We will look at this in greater detail soon when I write about the species from historical times.

So what is a daylily?

It is an Asparagales monocot of the genus Hemerocallis. The Asparagales contain many interesting plant families. In addition to Hemerocallis, the group also contains orchids (Orchidaceae), irises (Iridaceae), Hosta (Agavoideae), Amaryllis (Amaryllidaceae), Agapanthus (Agapanthoides), Allium (Allioideae), and of course Asparagus (Asparagaceae) among many others. The Amaryllis clade and the Asparagus clade are connected from a common branch that is very deep in the ancestry of the Asparagales and represent a deep split with all the other Asparagales families. The Hemerocallis comes from that other line. 

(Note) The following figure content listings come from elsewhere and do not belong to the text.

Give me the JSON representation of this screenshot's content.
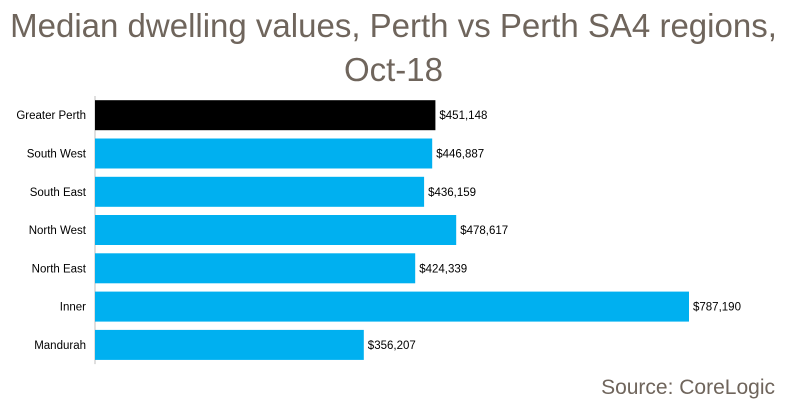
{
  "chart_title_line1": "Median dwelling values, Perth vs Perth SA4 regions,",
  "chart_title_line2": "Oct-18",
  "source": "Source: CoreLogic",
  "colors": {
    "highlight": "#000000",
    "bar": "#00b0f0",
    "title": "#6f655c",
    "axis": "#bfbfbf"
  },
  "chart_data": {
    "type": "bar",
    "orientation": "horizontal",
    "categories": [
      "Greater Perth",
      "South West",
      "South East",
      "North West",
      "North East",
      "Inner",
      "Mandurah"
    ],
    "values": [
      451148,
      446887,
      436159,
      478617,
      424339,
      787190,
      356207
    ],
    "value_labels": [
      "$451,148",
      "$446,887",
      "$436,159",
      "$478,617",
      "$424,339",
      "$787,190",
      "$356,207"
    ],
    "highlight_category": "Greater Perth",
    "xlim": [
      0,
      787190
    ],
    "grid": false,
    "legend": "none"
  }
}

The Hemerocallis, along with all the Asparagales, are very old lineages of perennial flowering lily-like grass-relatives (monocots).  They are often generalists that can grow in many biotypes. There are two main groups within the Hemerocallis - those which show anthocyanic, water soluble pigment in the upper layers of the tepals, usually in orange in the wild species, characterized as the fulva clade. The other main clade doesn't show visible anthocyanin in the upper layer of the tepals, though eyes and mid-ribs are visible in many in the ultraviolet spectrum that many birds and insects (pollinators) see. It remains to be seen in the case of the pattern visible in the ultraviolet spectrum if the pattern is the result of a pigmentation or a refraction effect. To our eyes though, this second line of Hemerocallis appear to be single colored yellows and gold.

The Hemerocallis have been cultivated in Asia for millennia. The main use is for food in the form of dried flowers for soups and other dishes, and there are other food applications also. There are reputed medicinal properties and some research suggests this may be true. Many different forms of many species are grown in cultivation in many parts of Asia. There are likely to still be wild populations of species in many parts of Asia. Some of these could be escaped cultivations. It is very hard to discuss specifics of the species because they have been cultivated by man for so long. Many of the forms that we attempt to call "species" or even "clones" may represent garden forms, bred or (more likely) accidentally produced within captivity, rising to prominence for one or many reasons. The age of the genus, its wide-spread distribution, would have allowed for many interesting variations over the millennia, both in the wild and in captivity. We can see from the rapid advances in hybrid flower breeding within the genus has turned up tons of interesting genetic variations, all arising from the same species materials that we still have available to us. Those species then must contain a complex mix of genotype that is not being expressed in their phenotypes. The species are repositories of genes that are either blocked within their species or are heterozygous features that need to be brought to homozygosity in later breeding and selection that only we can apply in domestic garden settings.

The domestic lines that have risen from the species within the last 100 years or so are an amazing collection of art and selection, showing the vast range of genetics found within the genus. Soon we will look at the species themselves.

Hemerocallis fulva 'Europa' growing under bamboo of the Phyllostachys genus. This stand of 'Europa' has been growing here for over thirty-five years.